Cognitive Behavioural Therapy can help you to identify and change the unhelpful or unhealthful concepts you may have about how your body. Altering the workings out of how you arrive at your diagnosis can change the meaning to your diagnosis and therefore your experience of your diagnosis. Addressing your unhelpful thoughts about the world around you, your potential future and unhealthy thoughts you might have about you and your person can all help to alter a pain experience of a diagnosis.

Anxiety is the corollary of increased muscle tone.
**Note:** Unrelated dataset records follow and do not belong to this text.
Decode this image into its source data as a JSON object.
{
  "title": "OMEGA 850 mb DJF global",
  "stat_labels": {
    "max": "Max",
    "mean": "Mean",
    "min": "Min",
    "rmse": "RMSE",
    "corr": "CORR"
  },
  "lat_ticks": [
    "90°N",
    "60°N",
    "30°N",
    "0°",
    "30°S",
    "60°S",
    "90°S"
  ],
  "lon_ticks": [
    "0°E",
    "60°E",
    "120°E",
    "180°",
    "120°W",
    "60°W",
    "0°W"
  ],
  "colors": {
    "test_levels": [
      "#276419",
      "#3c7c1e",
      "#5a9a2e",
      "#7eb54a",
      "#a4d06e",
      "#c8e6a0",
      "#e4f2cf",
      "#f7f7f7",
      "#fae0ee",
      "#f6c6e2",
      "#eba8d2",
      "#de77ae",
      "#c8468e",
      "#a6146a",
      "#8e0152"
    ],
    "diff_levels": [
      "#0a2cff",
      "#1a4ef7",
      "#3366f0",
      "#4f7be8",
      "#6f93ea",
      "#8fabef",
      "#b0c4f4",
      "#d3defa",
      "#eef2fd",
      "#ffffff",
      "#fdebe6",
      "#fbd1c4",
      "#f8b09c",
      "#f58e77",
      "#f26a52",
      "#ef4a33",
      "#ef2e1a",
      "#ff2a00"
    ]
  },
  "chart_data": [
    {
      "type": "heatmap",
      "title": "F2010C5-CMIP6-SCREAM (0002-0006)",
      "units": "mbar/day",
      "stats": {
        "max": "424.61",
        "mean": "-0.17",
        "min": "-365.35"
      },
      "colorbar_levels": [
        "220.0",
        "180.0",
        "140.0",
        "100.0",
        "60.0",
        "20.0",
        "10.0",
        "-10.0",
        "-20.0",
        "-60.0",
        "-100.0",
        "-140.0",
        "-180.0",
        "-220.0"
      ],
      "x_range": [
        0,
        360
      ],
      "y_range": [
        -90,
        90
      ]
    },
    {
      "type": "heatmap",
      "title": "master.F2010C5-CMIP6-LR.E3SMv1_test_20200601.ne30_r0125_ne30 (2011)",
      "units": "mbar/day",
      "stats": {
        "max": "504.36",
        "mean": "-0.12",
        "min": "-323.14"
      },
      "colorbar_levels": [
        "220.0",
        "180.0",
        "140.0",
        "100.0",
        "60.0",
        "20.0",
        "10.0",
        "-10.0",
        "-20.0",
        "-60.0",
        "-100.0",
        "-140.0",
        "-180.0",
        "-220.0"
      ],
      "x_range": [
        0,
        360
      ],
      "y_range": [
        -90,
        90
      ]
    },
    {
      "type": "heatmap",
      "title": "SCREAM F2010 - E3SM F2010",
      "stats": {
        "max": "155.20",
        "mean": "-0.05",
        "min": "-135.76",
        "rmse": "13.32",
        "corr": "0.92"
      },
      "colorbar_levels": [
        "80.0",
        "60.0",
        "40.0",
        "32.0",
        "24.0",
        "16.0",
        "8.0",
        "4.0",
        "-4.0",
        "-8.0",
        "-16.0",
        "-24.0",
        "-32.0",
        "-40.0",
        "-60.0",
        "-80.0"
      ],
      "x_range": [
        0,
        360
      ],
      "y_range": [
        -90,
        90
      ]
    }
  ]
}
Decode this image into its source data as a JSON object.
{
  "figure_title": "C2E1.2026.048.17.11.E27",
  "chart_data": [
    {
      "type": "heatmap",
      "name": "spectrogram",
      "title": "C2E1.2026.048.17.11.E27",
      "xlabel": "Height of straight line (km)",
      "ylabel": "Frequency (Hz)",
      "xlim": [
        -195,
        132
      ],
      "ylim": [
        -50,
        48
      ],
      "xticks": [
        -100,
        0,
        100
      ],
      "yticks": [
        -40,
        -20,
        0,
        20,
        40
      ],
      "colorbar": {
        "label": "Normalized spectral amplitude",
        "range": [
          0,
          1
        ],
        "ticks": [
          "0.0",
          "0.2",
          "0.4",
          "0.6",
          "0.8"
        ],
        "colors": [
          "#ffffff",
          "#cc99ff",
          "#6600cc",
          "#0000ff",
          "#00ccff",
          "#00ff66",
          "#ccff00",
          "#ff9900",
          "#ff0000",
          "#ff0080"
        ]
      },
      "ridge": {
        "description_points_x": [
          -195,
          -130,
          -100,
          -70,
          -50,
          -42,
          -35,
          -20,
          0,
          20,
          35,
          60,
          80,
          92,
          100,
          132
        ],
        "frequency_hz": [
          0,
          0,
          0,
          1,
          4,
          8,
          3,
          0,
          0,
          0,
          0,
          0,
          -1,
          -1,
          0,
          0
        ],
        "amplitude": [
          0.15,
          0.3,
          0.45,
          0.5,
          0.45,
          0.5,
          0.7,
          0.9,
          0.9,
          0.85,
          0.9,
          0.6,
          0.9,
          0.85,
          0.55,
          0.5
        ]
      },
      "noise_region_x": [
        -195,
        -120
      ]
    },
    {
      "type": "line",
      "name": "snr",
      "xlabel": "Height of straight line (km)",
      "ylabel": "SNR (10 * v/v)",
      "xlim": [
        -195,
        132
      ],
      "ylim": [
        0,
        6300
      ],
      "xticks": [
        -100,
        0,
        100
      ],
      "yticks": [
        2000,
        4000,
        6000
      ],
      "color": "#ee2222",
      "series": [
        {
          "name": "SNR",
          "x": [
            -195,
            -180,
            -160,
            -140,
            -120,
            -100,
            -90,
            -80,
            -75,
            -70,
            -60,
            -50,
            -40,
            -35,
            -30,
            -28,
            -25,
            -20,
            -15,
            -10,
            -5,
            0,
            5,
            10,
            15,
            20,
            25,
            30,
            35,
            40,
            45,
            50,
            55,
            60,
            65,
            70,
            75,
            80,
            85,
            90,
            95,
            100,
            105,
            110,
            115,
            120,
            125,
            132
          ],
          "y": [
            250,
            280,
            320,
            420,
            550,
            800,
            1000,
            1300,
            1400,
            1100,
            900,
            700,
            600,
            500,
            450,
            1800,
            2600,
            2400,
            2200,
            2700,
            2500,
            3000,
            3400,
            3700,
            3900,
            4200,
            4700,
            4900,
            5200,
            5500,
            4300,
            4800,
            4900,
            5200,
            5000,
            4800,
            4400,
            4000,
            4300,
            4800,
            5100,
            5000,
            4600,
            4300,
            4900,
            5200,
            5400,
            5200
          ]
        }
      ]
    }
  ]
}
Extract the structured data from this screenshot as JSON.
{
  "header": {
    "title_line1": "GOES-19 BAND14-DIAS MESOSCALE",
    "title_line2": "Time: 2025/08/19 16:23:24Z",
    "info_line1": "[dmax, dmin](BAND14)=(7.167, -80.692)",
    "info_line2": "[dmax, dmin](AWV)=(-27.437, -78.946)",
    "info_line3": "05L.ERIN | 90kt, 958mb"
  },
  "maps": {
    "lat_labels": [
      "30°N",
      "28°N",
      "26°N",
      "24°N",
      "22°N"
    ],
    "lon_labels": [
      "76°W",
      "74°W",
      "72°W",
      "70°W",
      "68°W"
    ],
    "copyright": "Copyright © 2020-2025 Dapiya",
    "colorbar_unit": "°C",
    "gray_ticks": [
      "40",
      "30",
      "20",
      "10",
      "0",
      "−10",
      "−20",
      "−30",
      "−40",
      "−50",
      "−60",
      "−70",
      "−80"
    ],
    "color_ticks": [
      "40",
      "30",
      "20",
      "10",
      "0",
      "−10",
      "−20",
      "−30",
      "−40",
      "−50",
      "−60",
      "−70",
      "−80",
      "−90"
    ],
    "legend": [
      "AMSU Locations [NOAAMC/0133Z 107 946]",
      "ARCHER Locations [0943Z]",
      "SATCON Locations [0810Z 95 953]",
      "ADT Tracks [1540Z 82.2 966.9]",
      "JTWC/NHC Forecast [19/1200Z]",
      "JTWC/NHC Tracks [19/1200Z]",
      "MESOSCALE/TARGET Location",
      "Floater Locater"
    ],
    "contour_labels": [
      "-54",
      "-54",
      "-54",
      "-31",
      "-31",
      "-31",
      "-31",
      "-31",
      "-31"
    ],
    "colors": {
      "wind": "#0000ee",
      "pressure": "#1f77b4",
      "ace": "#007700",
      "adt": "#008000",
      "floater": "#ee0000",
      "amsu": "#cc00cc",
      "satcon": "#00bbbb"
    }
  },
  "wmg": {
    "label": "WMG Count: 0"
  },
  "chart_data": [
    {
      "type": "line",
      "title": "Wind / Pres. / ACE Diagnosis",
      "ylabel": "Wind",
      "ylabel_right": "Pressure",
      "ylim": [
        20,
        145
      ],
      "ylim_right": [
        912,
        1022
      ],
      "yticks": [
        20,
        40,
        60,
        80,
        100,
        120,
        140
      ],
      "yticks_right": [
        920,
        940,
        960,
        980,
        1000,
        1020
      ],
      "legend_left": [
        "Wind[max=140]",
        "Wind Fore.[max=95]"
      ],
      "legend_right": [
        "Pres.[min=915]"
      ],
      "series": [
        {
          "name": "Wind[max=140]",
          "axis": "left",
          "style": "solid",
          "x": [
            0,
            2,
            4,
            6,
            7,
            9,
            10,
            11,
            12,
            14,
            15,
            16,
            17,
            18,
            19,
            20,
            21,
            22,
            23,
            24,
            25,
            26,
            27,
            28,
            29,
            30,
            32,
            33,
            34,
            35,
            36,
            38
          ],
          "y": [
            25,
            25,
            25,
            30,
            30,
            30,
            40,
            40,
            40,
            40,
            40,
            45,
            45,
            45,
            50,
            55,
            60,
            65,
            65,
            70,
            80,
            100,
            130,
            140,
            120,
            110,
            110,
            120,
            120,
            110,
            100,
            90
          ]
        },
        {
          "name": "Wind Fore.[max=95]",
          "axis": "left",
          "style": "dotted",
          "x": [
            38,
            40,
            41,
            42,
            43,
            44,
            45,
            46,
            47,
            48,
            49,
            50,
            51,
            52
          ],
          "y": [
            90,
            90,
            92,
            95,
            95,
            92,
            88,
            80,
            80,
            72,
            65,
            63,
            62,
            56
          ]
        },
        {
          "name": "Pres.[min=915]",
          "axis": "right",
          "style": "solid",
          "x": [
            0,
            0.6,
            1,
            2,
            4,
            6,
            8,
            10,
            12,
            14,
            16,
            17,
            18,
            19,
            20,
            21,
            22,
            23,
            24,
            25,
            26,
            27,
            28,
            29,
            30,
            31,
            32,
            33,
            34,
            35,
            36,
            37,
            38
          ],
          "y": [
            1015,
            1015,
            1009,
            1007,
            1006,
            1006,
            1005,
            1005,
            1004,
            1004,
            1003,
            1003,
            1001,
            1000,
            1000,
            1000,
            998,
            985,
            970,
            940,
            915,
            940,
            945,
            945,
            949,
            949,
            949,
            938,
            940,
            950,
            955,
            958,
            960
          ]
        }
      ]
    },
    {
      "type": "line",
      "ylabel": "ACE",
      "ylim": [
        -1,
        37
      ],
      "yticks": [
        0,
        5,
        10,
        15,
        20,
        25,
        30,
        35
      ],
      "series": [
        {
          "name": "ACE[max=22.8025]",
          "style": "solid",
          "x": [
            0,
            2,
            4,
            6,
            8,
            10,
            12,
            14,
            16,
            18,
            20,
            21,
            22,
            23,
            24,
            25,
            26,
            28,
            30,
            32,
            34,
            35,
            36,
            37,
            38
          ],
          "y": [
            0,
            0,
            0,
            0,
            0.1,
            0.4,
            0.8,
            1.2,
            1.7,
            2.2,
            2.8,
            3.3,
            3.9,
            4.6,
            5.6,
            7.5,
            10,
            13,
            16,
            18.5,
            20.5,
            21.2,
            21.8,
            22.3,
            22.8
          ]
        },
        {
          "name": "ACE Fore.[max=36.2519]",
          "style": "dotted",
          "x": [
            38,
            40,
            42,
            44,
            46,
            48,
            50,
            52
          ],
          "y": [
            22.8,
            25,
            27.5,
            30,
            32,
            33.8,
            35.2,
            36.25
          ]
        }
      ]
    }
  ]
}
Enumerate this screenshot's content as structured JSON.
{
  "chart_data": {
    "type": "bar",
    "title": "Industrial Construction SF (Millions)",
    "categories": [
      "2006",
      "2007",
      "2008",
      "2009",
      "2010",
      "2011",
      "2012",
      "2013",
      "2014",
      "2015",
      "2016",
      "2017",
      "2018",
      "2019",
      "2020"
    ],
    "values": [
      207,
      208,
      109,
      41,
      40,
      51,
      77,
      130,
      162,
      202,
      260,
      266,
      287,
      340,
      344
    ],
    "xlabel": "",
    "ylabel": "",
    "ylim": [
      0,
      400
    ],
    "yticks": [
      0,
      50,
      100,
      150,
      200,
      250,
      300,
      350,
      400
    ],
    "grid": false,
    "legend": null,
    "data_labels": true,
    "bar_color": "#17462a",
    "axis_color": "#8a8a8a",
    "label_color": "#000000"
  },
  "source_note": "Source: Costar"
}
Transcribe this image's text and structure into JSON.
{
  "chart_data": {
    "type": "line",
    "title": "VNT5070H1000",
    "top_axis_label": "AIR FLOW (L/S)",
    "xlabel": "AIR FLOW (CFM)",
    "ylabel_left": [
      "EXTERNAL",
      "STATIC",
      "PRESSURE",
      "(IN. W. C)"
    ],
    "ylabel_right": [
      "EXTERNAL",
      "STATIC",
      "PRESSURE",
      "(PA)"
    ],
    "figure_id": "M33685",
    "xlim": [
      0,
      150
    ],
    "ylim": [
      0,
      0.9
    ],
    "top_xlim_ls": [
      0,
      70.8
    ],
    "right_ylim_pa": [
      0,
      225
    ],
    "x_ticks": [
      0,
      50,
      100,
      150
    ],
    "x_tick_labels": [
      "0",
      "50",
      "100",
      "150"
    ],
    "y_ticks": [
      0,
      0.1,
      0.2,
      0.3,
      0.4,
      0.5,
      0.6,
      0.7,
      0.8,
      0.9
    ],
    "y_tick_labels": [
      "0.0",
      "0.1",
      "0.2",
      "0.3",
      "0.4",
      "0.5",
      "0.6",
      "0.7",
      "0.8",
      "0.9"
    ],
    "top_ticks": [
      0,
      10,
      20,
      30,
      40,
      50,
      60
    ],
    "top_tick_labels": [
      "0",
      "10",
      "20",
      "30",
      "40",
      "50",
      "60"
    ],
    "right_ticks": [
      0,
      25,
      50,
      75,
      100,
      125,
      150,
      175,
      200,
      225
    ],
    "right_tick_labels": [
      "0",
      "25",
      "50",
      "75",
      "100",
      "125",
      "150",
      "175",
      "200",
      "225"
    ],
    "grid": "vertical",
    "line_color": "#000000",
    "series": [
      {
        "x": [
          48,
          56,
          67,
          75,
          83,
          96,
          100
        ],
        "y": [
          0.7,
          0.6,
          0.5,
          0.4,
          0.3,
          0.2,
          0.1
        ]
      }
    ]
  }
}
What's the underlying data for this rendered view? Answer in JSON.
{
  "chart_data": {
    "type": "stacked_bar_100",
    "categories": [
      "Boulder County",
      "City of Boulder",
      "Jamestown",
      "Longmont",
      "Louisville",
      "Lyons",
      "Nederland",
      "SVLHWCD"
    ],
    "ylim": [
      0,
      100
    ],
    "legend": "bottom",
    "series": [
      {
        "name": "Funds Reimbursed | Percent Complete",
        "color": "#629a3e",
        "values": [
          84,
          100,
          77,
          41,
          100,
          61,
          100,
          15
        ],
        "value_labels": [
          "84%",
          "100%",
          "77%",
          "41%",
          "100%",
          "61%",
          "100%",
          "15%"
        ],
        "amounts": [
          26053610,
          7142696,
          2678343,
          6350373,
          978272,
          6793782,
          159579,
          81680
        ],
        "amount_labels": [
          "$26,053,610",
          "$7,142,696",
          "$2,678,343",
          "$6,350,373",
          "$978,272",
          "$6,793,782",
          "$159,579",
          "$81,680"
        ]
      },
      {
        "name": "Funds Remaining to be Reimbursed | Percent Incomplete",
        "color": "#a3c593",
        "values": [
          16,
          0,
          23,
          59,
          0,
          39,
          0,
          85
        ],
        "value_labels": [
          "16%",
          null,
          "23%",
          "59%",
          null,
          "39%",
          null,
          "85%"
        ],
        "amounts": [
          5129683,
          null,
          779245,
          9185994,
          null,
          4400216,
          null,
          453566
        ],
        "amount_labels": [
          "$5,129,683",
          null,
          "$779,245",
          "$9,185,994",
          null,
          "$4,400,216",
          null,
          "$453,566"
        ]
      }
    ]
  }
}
Increased muscle tone can mean muscles and joints can get sore.

Depression is a predictor of future back pain episodes. A current pain experience about your body may be linked or may have developed from an earlier bout of depression in your life.

Here’s an example of how perception / concepts can alter experience:

If you experience sharp pain that travels down your leg you may consider this is definitive evidence that you have a trapped nerve. Someone else may consider this as definitive evidence for having a disc herniation. How each person then imagines their future with their problem e.g. discs are going to get worse or a trapped nerve just needs to be released or un-trapped can have a significant impact upon one’s experience of pain and discomfort right now. If you already considered yourself strong and robust then you’d be better off than if you considered yourself sickly and lazy. Adding the concepts of how you see yourself, what your pain means about your body and what the near future holds together can give us some positive and some negative aspects to our own prognosis.

How we arrive at the meaning of the sensations we notice can affect us as well as any physical malady. How we approach pain experiences, what meanings we attach to such experiences and the current context of our life can all affect how we react to having an ailment such as back pain.

How we react in the first instance is likely to be perpetuated in all future experiences. Managing effectively your first pain episode is key to your longer term health and the concepts you hold about you. Seek treatment sooner than later.